Please don't lecture me about counting my blessing. I am. I do. Every day. Every day I try to go to sleep more Grateful about things in my life than sad. Every second I am trying to see the brighter things. Every moment I am trying so hard to maintain blasted perpective.

But Right now I just feel like wailing that "IT's NOT FAIR!!!!!!" Nightmares shouldn't be better than reality. My husband should be here with me. My mother should never have gotten cancer. I shouldn't have to feel SO alone. And I should be able to have good, fun things happen in my life without it being a fluke or mistake of nature.

There is one more hope... I've been looking forward to a wedding that I'm going to this weekend for Months... I am excited. But Now I am terrified that I won't be able to go or it will end up being horrible.

So I know that overall, this shows far more pessimism that even my normal posts here. I know it sounds like a colassal whine. But I think I am entitled a few of those now and again. Perspective, and gratefulness, and the cultivating of joy even while I feel sorrow will be back soon.

For right now I'm just going to be angry and sad and pitiful.

Thursday, November 03, 2005

I Guess One Tissue Will Have to be Enough....

I had an appointment to visit with Pastor-guy today... At least I thought I did....

Turns out, it's not an incredible ego-booster to be stood-up by a pastor.

No big deal... Though I am a little bummed about it. I'd been taking mental notes all week about new things I wanted to verbally process.

I'm sure he had a very good reason for not being there--not the least of which being that he didn't have his datebook with him last week when we made the appointment.

It just makes me feel like I am probably back to going it alone in the vast wilderness of my current emotional situation.

I will survive.

Tuesday, November 01, 2005

Sweet Oblivion

One year ago I would step outside my door and smell the warm scent of wood-burning and pine trees. Andy and I took trips to Island towns and ate at mediocre restaurants. I was sick with the yuck that wouldn't let go. I was feeling really pregnant. I was starting to show. I was worrying about the family invading our house for Thanksgiving.

One year ago, I talked to my Mom on the phone almost every day. I called her for help with recipes. I called her to tell about my ultrasound, and the pregnancy, and all of doctor's appointments, and to complain about aches and pains and frustrations that come with expecting a child. She sounded tired and a little worried, but overall ok.

One year ago this last weekend was my Mom's last good day.

One year ago I was finding a hotel for Mom and Dad to stay in when they came to visit us for Thanksgiving. I was checking in with Mom to see when they were coming, and if they were still driving.

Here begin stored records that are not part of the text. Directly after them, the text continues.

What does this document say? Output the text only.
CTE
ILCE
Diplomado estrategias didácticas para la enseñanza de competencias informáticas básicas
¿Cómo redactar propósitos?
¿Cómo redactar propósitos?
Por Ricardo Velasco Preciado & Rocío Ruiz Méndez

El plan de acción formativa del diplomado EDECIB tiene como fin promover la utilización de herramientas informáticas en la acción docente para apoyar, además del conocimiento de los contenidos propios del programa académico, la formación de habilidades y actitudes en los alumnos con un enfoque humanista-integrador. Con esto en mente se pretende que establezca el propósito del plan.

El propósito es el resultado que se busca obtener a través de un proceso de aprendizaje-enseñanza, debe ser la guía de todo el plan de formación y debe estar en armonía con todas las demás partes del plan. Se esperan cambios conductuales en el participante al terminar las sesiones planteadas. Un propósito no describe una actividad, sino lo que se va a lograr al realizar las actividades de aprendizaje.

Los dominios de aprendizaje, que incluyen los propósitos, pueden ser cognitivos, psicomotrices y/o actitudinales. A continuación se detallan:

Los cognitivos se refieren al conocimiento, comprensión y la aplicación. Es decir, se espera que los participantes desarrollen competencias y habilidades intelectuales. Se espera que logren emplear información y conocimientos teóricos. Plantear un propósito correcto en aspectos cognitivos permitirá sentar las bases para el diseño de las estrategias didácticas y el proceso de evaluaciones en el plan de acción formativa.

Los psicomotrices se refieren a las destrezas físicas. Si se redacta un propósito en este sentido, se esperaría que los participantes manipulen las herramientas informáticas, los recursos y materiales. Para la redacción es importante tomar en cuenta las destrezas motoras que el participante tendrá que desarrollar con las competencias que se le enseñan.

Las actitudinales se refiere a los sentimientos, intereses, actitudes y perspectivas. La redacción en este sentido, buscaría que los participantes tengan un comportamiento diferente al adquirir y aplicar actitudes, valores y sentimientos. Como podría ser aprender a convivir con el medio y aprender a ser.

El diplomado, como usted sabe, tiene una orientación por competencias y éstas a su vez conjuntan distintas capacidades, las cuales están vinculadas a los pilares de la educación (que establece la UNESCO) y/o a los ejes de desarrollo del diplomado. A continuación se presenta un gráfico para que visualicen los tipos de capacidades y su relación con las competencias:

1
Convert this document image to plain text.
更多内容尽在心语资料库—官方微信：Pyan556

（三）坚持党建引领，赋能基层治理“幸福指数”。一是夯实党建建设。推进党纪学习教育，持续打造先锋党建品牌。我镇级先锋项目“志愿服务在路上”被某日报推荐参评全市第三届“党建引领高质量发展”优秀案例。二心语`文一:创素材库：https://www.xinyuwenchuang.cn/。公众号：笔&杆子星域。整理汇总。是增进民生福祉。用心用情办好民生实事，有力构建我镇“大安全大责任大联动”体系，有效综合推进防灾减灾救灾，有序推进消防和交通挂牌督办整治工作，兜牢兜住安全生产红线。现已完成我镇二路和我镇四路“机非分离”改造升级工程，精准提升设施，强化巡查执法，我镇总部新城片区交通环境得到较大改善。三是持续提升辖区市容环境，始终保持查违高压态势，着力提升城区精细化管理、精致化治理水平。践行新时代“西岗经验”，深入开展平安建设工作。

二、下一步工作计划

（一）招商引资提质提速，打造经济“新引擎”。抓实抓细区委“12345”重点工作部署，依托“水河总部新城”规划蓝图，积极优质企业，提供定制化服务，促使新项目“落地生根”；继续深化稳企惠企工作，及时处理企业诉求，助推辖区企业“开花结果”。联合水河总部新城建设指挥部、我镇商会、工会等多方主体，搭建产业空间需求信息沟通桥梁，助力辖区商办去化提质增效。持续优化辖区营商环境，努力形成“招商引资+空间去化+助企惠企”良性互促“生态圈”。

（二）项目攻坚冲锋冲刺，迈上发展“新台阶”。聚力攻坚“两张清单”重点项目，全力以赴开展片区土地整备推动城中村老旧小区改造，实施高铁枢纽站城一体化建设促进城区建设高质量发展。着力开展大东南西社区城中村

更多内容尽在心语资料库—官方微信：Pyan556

One year ago we were starting to make plans about Mom and Dad coming to be with us when the baby was born. We were looking into long-term lodging. We were imagining a month of them being around. I was wondering if I would start to feel suffocated with my Mother hovering....

One year ago, when I looked ahead to this year, I saw myself spending the time between Thanksgiving and New Year's here with my folks so they could enjoy their grand-daughter.

One year ago... The word Cancer had NOTHING to do with my mother.

One year ago we were oblivious of the beast that would soon take over our lives.

One year ago happiness and joy looked a whole lot different.

It's no wonder I don't recognize my life some days.